Here is my Korean Grand Prix preview I wrote for Final Sector, please click on the logo to see the full ezine.
It was no surprise to anyone to see Sebastian Vettel crowned as World Champion in Japan last weekend and with his Red Bull team only needing to match the points haul of McLaren this weekend, we should see the constructors title sewn up with time to spare.
The F1 circus makes its second visit to the Yeongram circuit in South Korea. The inaugural race last year caused controversy in the run up to the event after questions were raised on whether all construction work would be completed on time. After eventually getting the go ahead and with the smell of drying paint in the air, the organisers celebrated a successful event. Seeing the new circuit was difficult to say the least last year due to the torrential rain which saw the dace delayed and started under the safety car for the first 17 laps.

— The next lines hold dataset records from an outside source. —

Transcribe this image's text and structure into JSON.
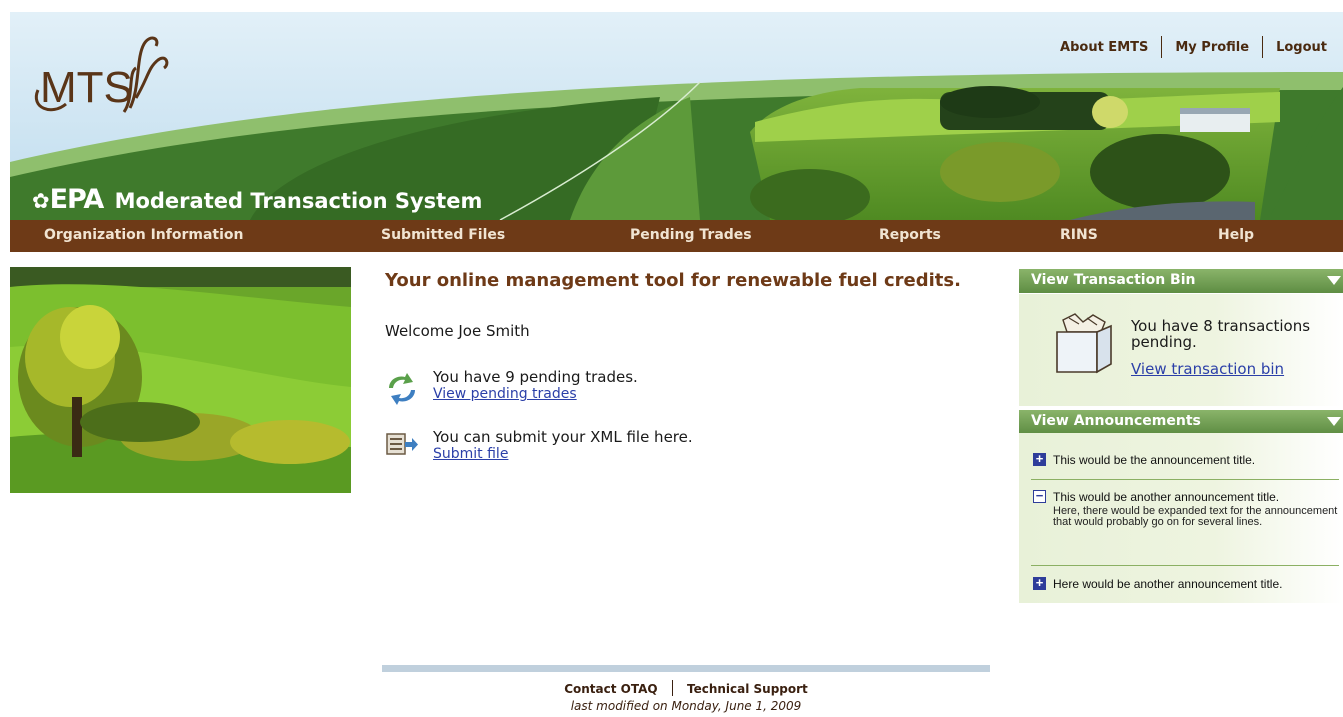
{
  "header": {
    "logo_text": "MTS",
    "epa_mark": "EPA",
    "system_name": "Moderated Transaction System",
    "top_links": [
      "About EMTS",
      "My Profile",
      "Logout"
    ]
  },
  "nav": {
    "items": [
      "Organization Information",
      "Submitted Files",
      "Pending Trades",
      "Reports",
      "RINS",
      "Help"
    ]
  },
  "main": {
    "headline": "Your online management tool for renewable fuel credits.",
    "welcome": "Welcome Joe Smith",
    "pending": {
      "text": "You have 9 pending trades.",
      "link": "View pending trades"
    },
    "submit": {
      "text": "You can submit your XML file here.",
      "link": "Submit file"
    }
  },
  "transaction_bin": {
    "title": "View Transaction Bin",
    "text": "You have 8 transactions pending.",
    "link": "View transaction bin"
  },
  "announcements": {
    "title": "View Announcements",
    "items": [
      {
        "state": "collapsed",
        "icon": "plus-icon",
        "title": "This would be the announcement title."
      },
      {
        "state": "expanded",
        "icon": "minus-icon",
        "title": "This would be another announcement title.",
        "body": "Here, there would be expanded text for the announcement that would probably go on for several lines."
      },
      {
        "state": "collapsed",
        "icon": "plus-icon",
        "title": "Here would be another announcement title."
      }
    ]
  },
  "footer": {
    "links": [
      "Contact OTAQ",
      "Technical Support"
    ],
    "modified": "last modified on Monday, June 1, 2009"
  },
  "colors": {
    "nav_brown": "#6e3a17",
    "panel_green": "#5e8d43",
    "link_blue": "#2b3fa8",
    "headline_brown": "#6e3a17"
  }
}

It’s a good thing that Mark Webber is a F1 driver and not a space shuttle commander. No one has suffered more launch problems this year than the Aussie, losing positions off the start in a staggering 11 out of 15 races this year. The chances of NASA getting any payload into space with him at the helm would be slim, at best, with his problems this year. Webber, on paper should be comfortably second in the standings but it is McLarens, Jenson Button who now looks odds on favourite to be crowned best of the rest after another flawless drive to win the Japanese Grand Prix last weekend. Again in stark contrast, his team-mate, Hamilton has to pick himself up and dust himself down after another less than convincing race and another incident with Massa.
Ferrari and Alonso are still targeting another race victory before the year is out. The Spaniard looked quiet aloof on the podium in Japan after coming in second. He didn’t seem to want to join the celebrations with race winner, Button, and newly crowned World Champion Vettel. Whether this was because he felt like this was a race he could have won, I can only speculate.
Mercedes driver Nico Rosberg is hoping to see his team’s up turn in pace from Suzuka carried forward to Korea, Rosberg didn’t get much of a race last year after being collected by the spinning Webber shortly after the safety car had pitted. “I’m looking forward to racing in Korea: I really enjoy the track and, for the first race last year, it was certainly a full house spectator-wise. I’m certainly aiming for a more successful weekend than last year, when I was taken out in an accident with Webber on the second lap at racing speeds after the safety car came in. We learned in Japan that our performance has taken a small step forward since Singapore. I hope we can make the next one this weekend.”
Marussia Virgin announced at Suzuka that their 2012 car will not be fitted the KERS system which has again raised doubts over the owners commitment to F1. MVR once again sit at the foot of the constructors standings behind HRT and only a race of high attrition ahead of them is the only likely way they would get the 15th place finish they need to overtake their Spanish rivals.
Pirelli will supply the teams with the Soft (yellow) and Supersoft (red) tyres for the race. Pirelli’s motorsport’s director, Paul Hembery said, “Our choice for Korea is the P Zero Yellow soft tyre and the P Zero Red Supersoft. This is a choice that we have nominated for the tight and twisty street circuits so far this year, most recently in Singapore. Korea is a semi-permanent venue, with characteristics that we believe should be well-suited to these two tyres. We’ve seen in the past that the extra performance of the supersoft tyres in particular gives teams plenty of opportunities to come up with some interesting strategies, which often leads to a close finish.”